In this third novel the protagonist is a young teenager Clare who arrives on the Isle of Wight in a very distressed state seeking a girl she hardly knows but hopes will help her. The locals take her in and both knowingly and unknowingly help her to sort herself out and get her life back on track. She needs to come to terms with fact that love can be harmful as well as healing, blessed and ungodly. To quote one of the main characters ‘love can seriously damage your sanity’
Besides Clare the other main characters are troubled Father Ryan, from Clare’s hometown in Ireland who is at the root of Clare’s distress; Rachel single mother and business woman recently deserted by her Italian lover and Fran the farm owner who unknowingly does Clare a huge favour. It is thanks to Fran that things work out for Clare in the end. The relationships between these four characters slip into place as this sensitive story twists and turns its way to the open conclusion. The possibility of another Undercliff novel I wonder?

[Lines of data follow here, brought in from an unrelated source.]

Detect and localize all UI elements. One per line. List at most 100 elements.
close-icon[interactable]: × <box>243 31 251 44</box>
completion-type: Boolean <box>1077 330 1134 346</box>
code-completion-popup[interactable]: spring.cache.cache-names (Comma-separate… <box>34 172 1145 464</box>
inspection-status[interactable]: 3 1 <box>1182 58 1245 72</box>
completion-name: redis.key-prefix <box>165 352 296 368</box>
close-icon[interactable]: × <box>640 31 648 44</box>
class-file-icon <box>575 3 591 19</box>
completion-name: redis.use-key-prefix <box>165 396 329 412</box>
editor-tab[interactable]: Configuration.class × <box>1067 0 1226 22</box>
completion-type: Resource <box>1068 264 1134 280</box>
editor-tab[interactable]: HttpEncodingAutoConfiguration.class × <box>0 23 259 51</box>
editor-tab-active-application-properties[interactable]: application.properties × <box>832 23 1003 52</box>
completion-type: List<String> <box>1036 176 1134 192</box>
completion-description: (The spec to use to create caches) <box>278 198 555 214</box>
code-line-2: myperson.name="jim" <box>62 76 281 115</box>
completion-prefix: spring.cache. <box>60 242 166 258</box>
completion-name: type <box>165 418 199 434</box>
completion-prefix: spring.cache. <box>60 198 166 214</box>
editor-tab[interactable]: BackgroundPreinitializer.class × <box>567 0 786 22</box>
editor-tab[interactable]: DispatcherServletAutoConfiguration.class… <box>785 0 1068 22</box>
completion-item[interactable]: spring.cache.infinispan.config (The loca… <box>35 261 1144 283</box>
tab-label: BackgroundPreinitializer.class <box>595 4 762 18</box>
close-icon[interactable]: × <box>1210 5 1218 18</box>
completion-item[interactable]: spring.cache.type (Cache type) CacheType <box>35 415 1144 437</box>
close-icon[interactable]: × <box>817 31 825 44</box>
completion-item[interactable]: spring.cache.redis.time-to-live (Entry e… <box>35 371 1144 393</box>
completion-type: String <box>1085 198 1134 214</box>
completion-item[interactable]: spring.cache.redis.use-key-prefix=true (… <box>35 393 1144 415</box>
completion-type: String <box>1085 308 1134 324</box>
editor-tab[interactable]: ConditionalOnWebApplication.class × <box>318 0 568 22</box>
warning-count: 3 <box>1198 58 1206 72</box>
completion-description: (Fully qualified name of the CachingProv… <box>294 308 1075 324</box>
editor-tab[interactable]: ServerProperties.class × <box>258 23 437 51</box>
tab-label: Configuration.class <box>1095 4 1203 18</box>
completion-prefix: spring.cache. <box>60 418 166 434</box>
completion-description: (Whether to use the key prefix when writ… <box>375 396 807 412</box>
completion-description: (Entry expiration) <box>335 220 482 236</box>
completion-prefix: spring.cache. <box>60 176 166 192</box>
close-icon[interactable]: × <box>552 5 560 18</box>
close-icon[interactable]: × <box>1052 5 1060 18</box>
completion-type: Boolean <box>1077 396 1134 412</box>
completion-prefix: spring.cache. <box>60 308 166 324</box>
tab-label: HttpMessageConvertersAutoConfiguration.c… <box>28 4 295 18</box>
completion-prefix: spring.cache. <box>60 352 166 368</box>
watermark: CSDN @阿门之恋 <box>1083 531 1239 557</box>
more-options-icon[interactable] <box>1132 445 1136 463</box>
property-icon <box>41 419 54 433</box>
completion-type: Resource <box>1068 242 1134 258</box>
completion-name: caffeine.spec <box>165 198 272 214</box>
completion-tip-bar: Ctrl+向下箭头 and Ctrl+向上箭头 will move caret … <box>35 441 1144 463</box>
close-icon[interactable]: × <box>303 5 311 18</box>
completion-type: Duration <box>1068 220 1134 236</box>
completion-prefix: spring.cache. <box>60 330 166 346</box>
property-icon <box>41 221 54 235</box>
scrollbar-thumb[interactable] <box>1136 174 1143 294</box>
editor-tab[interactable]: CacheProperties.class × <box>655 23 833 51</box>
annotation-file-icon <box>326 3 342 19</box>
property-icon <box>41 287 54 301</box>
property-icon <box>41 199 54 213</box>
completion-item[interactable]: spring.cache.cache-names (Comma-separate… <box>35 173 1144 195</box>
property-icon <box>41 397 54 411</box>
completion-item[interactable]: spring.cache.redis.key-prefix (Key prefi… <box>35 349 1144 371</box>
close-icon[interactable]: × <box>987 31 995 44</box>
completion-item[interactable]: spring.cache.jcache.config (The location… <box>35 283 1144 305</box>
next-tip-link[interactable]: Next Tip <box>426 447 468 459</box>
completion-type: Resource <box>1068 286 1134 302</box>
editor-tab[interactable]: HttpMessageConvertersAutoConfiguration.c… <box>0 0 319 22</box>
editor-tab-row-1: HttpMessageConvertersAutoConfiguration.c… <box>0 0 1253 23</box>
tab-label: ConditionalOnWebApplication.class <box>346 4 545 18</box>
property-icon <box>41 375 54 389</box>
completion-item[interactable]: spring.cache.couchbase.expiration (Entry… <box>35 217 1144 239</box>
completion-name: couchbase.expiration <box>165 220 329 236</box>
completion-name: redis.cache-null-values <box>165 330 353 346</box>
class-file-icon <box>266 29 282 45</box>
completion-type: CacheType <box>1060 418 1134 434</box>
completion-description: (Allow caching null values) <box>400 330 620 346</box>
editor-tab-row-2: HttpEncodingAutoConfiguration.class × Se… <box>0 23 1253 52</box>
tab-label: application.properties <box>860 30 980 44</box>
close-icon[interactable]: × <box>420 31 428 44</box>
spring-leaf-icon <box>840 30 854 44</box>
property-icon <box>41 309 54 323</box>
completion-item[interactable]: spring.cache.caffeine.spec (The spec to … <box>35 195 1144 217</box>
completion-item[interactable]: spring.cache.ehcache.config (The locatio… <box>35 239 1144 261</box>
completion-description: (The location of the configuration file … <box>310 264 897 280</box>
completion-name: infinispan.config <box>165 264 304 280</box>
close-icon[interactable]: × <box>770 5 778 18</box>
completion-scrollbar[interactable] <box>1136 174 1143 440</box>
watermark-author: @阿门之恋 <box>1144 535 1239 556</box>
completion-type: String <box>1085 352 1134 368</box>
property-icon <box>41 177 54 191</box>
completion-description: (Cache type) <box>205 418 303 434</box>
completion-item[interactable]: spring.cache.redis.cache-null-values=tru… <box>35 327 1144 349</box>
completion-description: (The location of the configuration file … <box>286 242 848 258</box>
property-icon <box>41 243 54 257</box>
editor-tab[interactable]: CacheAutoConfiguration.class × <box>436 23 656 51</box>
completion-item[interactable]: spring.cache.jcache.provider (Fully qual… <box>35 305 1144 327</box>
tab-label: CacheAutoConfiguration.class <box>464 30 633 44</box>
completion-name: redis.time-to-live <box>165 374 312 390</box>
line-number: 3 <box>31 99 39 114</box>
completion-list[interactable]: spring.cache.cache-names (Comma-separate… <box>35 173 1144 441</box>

Within this genre I think well worth reading and Wendy K Harris is certainly an author whose work I will continue to follow.

Saturday, June 6, 2009

Hunting and Gathering by Anna Gavalda


I think that this novel about a group of four unlikely misfits that become friends is both profound and touching. Camille is an anorexic and lonely artist. Philibert her intellectual and aristocratic neighbour is the one who initially rescues Camille from herself. Franck a talented chef is Philibert’s lodger. The final member of the quartet is Franck’s aged Grandmother Paulette. The group learn to slowly cope with life together through the redemptive power of their various forms of love for each other. Each one of them discovers that they need something that is missing from their lives, whether it is food, friendship or love.
I liked all four protagonists as thanks to the descriptive writing one felt as though you really knew them and were able to empathise with them over their problems. Anna Gavalda also managed to bring to life for me the Parisian surroundings including the garret flat, the imposing apartment and Paulette’s former home in the countryside.

It is no exaggeration to say that I found it a fabulous portrayal of life and love, certainly one of my favourite reads so far this year.

Monday, June 1, 2009

Lessons to Learn by Natasha Judd


I am sorry to say that I was very disappointed in this novel. It was in fact I found rather boring with the protagonist telling us about her childhood in New Zealand and her current experiences teaching English in Korea. Charlotte was obviously an extremely unhappy young lady; she was only in Korea as she was running away from unhappiness with her life in New Zealand. I never felt that she really wanted to be in Korea and she did not give herself a chance to enjoy the experience of living in a different culture. She was unhappy with the circumstances she found herself in but did nothing to resolve them, just let life drift on around her. Her behaviour and unfortunately hence the novel annoyed me in fact.
It was however only the storyline that disappointed me because the actual writing style was I found very descriptive and I was able to visualize well some of the eccentric cast of characters.
I will certainly look out for any more novels that Natasha Judd may publish as this was her first, in itself a great achievement.